L’ensemble de la demeure laissait à penser qu’il s’agissait d’un propriétaire négligent ou manquant d’aisance. C’est cette dernière supposition qui était la bonne ; le Seigneur d’Ouffet était désargenté.
Son domaine, presque entièrement composé de bois, ne lui rapportait que de maigres revenus. Dans sa ferme, dépendance du château, on comptait une dizaine de chevaux et autant de têtes de bétail qui trouvaient à peine de quoi se nourrir dans les maigres prairies et terres cultivées de la propriété. Si le châtelain n’était pas riche il était cependant charitable, simple et bon envers tous ; il portait bien son nom. Ses gens l’aimaient et lui étaient très dévoués. Ne pouvant mener grand train comme tant de seigneurs des environs, il sortait rarement de chez lui.

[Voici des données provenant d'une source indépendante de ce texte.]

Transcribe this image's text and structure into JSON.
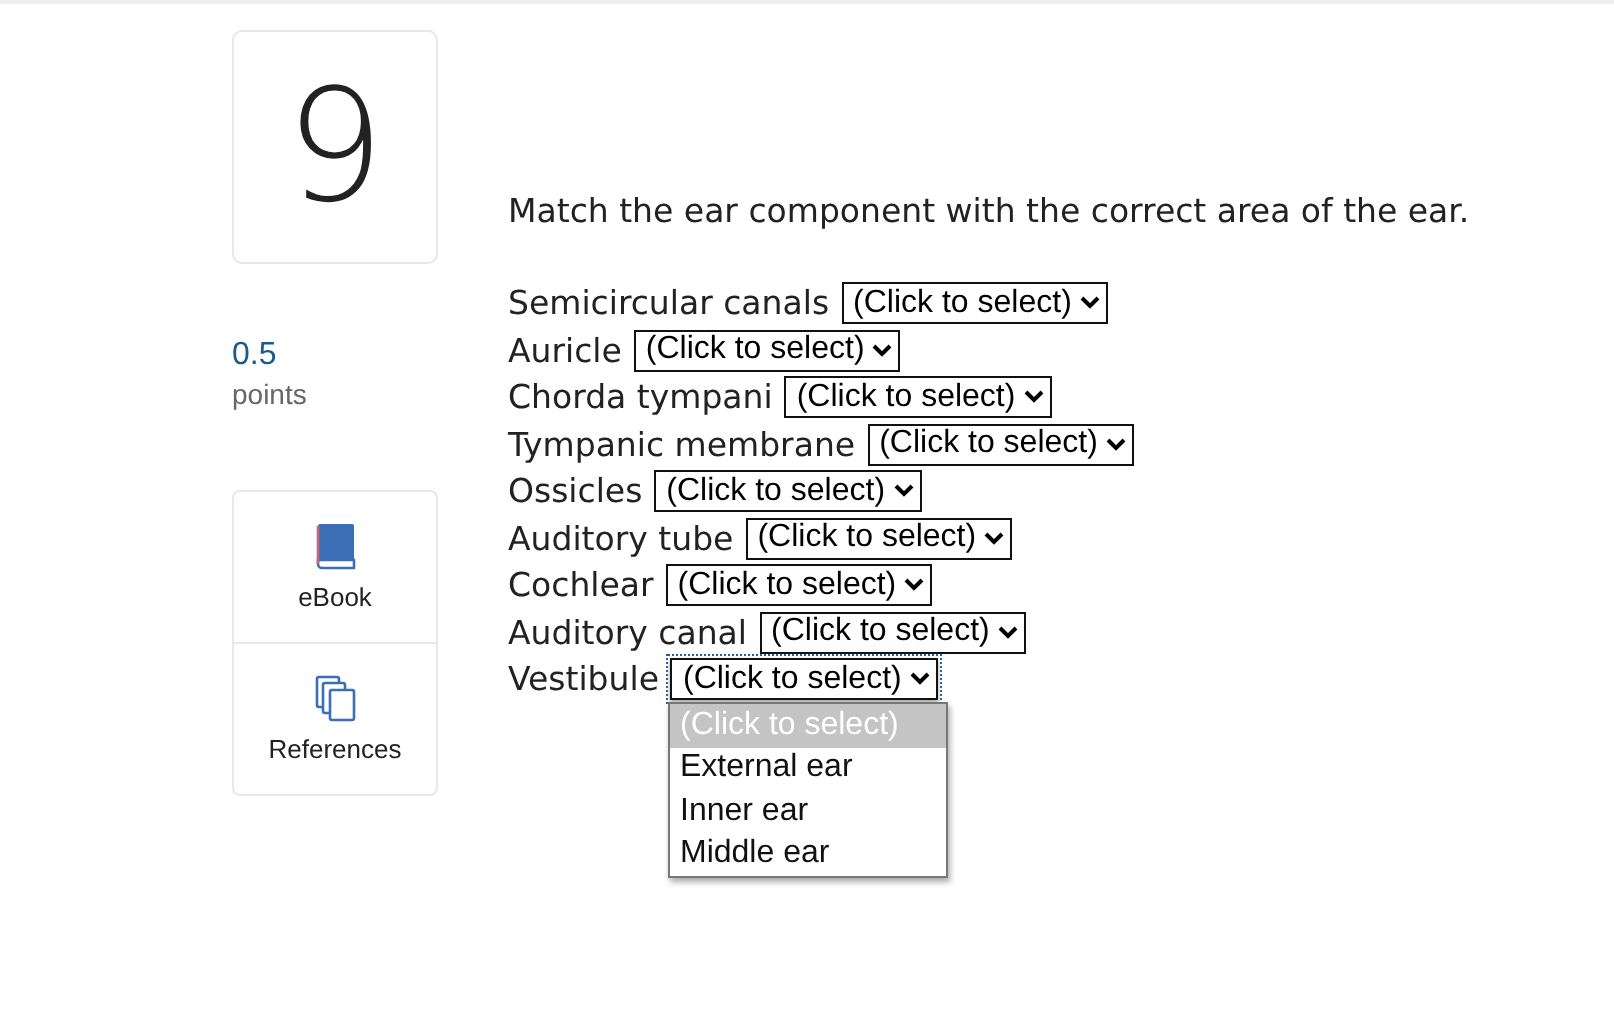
{
  "question_number": "9",
  "points": {
    "value": "0.5",
    "label": "points"
  },
  "tools": [
    {
      "kind": "book",
      "label": "eBook"
    },
    {
      "kind": "pages",
      "label": "References"
    }
  ],
  "prompt": "Match the ear component with the correct area of the ear.",
  "items": [
    {
      "term": "Semicircular canals",
      "value": "(Click to select)",
      "expanded": false
    },
    {
      "term": "Auricle",
      "value": "(Click to select)",
      "expanded": false
    },
    {
      "term": "Chorda tympani",
      "value": "(Click to select)",
      "expanded": false
    },
    {
      "term": "Tympanic membrane",
      "value": "(Click to select)",
      "expanded": false
    },
    {
      "term": "Ossicles",
      "value": "(Click to select)",
      "expanded": false
    },
    {
      "term": "Auditory tube",
      "value": "(Click to select)",
      "expanded": false
    },
    {
      "term": "Cochlear",
      "value": "(Click to select)",
      "expanded": false
    },
    {
      "term": "Auditory canal",
      "value": "(Click to select)",
      "expanded": false
    },
    {
      "term": "Vestibule",
      "value": "(Click to select)",
      "expanded": true
    }
  ],
  "options": [
    {
      "label": "(Click to select)",
      "selected": true
    },
    {
      "label": "External ear",
      "selected": false
    },
    {
      "label": "Inner ear",
      "selected": false
    },
    {
      "label": "Middle ear",
      "selected": false
    }
  ]
}
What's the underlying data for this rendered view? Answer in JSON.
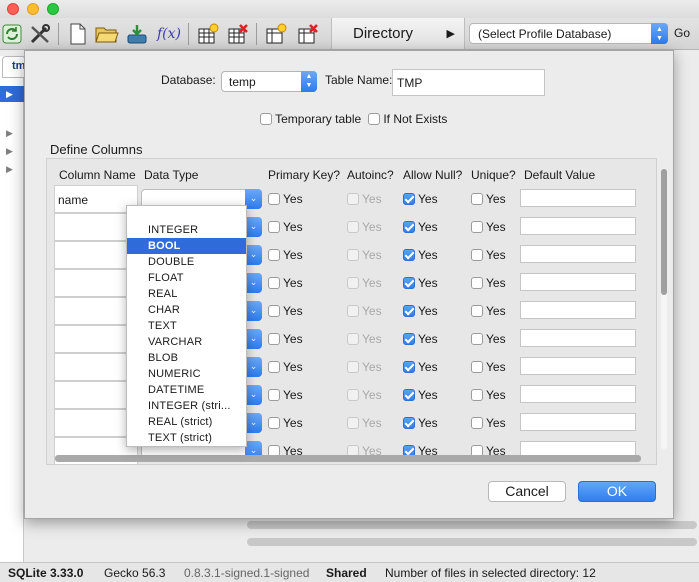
{
  "toolbar": {
    "directory_label": "Directory",
    "profile_select": "(Select Profile Database)",
    "go_label": "Go",
    "fx_label": "f(x)"
  },
  "background": {
    "tab_label": "tm"
  },
  "dialog": {
    "database_label": "Database:",
    "database_value": "temp",
    "table_name_label": "Table Name:",
    "table_name_value": "TMP",
    "temporary_label": "Temporary table",
    "if_not_exists_label": "If Not Exists",
    "define_columns_title": "Define Columns",
    "headers": {
      "column_name": "Column Name",
      "data_type": "Data Type",
      "primary_key": "Primary Key?",
      "autoinc": "Autoinc?",
      "allow_null": "Allow Null?",
      "unique": "Unique?",
      "default_value": "Default Value"
    },
    "yes": "Yes",
    "first_column_name": "name",
    "data_types": [
      "INTEGER",
      "BOOL",
      "DOUBLE",
      "FLOAT",
      "REAL",
      "CHAR",
      "TEXT",
      "VARCHAR",
      "BLOB",
      "NUMERIC",
      "DATETIME",
      "INTEGER (stri...",
      "REAL (strict)",
      "TEXT (strict)"
    ],
    "selected_data_type": "BOOL",
    "cancel_label": "Cancel",
    "ok_label": "OK"
  },
  "status": {
    "sqlite": "SQLite 3.33.0",
    "gecko": "Gecko 56.3",
    "version": "0.8.3.1-signed.1-signed",
    "shared": "Shared",
    "files": "Number of files in selected directory: 12"
  },
  "colors": {
    "accent": "#2f6bd9",
    "ok_button": "#2f7ff0"
  }
}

Veuf depuis des années il avait un fils unique, Didier, à qui il avait donné une éducation soignée. Il possédait toutes les qualités qu’on demandait aux gentilshommes à cette époque. Parfait cavalier, habile à manier les armes, ardent à la chasse, il était en outre de belle prestance et possédait un visage très fin, mâle et nullement efféminé. Quant aux qualités du cœur, il avait celles de son père et partageait avec lui l’amour de ses sujets.
Parfois le père songeait que son fils pourrait, en épousant une riche héritière, rétablir son manoir et ses biens dans leur antique splendeur. Mais avant tout il voulait le bonheur de son fils et se souciait peu de lui trouver une épouse hautaine et frivole. Il ne manquait pas dans la région de gentilshommes opulents mais souvent, leur richesse les rendait fiers et distants. Ainsi était son proche voisin, le Sire de Géromont. Les deux hommes se voyaient à peine et bien que Bonus fût lui-même de plus vieille famille et de plus haute noblesse, celui-ci affichait à son égard un air blessant de supériorité étayé par sa fortune.
Géromont avait des fermes garnies de bétail et de chevaux en très grand nombre, s’il possédait des terres riches et grasses d’où il tirait de gros revenus, il faut savoir qu'il le devait à un ruisseau qui, prenant sa source à Lizin sur le territoire d’Ouffet, irriguait son plateau avant de prendre la direction de Comblain.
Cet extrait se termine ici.